Christoffer Malmström, Founding Partner and Lead Portfolio Manager at Ridge Capital
This blend of longer-term investments with stable coupons and shorter-term catalyst-driven investments can create an attractive risk-return profile. “The first part provides a predictable income stream throughout the bond’s life, allowing us to lock in returns. The second part offers the potential for higher returns over a shorter timeframe, driven by specific triggers,” Malmström elaborates.
Concentration and Leverage
The impact of shorter-term catalyst-driven investments on returns is particularly pronounced in concentrated portfolios such as the one maintained by Ridge Capital Northern Yield. “If you consider your typical plain vanilla funds with hundreds of bonds, it becomes challenging to make these shorter-term trades in the secondary market because they are not going to make a difference,” argues Malmström. “With 200 positions in a portfolio and each accounting for half a percent of the overall exposure, even investments with returns between 10 to 20 percent are not going to make a difference, he elaborates. For that reason, most diversified funds tend to focus on the primary market and hold bonds until maturity, “but this approach does leave a lot of alpha on the table,” according to Malmström.
“If there are no price movements in the portfolio, the gross return be in the range of 14 percent. Considering we built out the portfolio at a discount and it continues to trade at a discount, the yield to maturity exceeds 18 percent.”
Christoffer Malmström, Founding Partner and Lead Portfolio Manager at Ridge Capital
Ridge Capital aims to enhance its source of returns through the strategic use of leverage, typically ranging from 1.25 to 1.75 times equity. “We utilize prime broker financing, keeping our portfolio as collateral with our bank and paying a relatively cheap spread on that financing,” explains Malmström. This additional capital, deployed in opportunities offering spreads of 600 basis points or more, presents a compelling return on investment. “This represents a pretty pick-up gap in what we are paying for that leverage and what we can redeploy that cash into.”

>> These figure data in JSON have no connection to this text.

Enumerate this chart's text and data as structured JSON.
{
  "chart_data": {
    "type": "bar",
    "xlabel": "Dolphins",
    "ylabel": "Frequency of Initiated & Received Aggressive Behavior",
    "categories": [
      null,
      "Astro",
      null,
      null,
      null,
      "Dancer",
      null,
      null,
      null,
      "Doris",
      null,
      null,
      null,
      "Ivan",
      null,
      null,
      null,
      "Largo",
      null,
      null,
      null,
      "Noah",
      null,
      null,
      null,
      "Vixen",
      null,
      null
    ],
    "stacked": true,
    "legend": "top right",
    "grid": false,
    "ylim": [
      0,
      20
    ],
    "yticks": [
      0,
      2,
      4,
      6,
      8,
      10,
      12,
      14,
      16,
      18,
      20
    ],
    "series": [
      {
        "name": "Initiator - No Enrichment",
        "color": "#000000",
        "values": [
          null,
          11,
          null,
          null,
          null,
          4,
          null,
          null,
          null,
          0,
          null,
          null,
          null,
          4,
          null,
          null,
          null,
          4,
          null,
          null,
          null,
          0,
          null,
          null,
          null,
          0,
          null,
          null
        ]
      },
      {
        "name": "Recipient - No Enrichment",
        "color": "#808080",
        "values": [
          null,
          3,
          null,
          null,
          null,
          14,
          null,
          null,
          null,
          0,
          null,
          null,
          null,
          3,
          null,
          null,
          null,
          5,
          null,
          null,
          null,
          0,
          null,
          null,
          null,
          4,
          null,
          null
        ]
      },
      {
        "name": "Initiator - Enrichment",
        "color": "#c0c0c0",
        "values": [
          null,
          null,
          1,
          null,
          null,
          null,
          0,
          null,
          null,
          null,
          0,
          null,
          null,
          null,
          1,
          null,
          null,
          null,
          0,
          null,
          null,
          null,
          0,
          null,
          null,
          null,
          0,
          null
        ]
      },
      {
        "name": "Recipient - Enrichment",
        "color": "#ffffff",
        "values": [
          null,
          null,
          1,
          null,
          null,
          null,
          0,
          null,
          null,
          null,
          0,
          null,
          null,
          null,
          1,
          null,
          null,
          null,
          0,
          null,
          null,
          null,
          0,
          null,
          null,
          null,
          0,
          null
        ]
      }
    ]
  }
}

Despite achieving a net return of 19 percent in its first 15 months since inception, the fund’s current portfolio still offers an attractive return potential with an unlevered gross yield-to-maturity of 14 percent and a levered gross yield-to-maturity of 18.6 percent. By achieving a six percent gain in the first quarter of 2024 alone, Ridge Capital Northern Yield has already reached halfway toward its yearly target of seven percent above risk-free rate. Additionally, with a cash yield of 14 percent, Malmström affirms, “If there are no price movements in the portfolio, the gross return be in the range of 14 percent.” Furthermore, “considering we built out the portfolio at a discount and it continues to trade at a discount, the yield to maturity exceeds 18 percent.”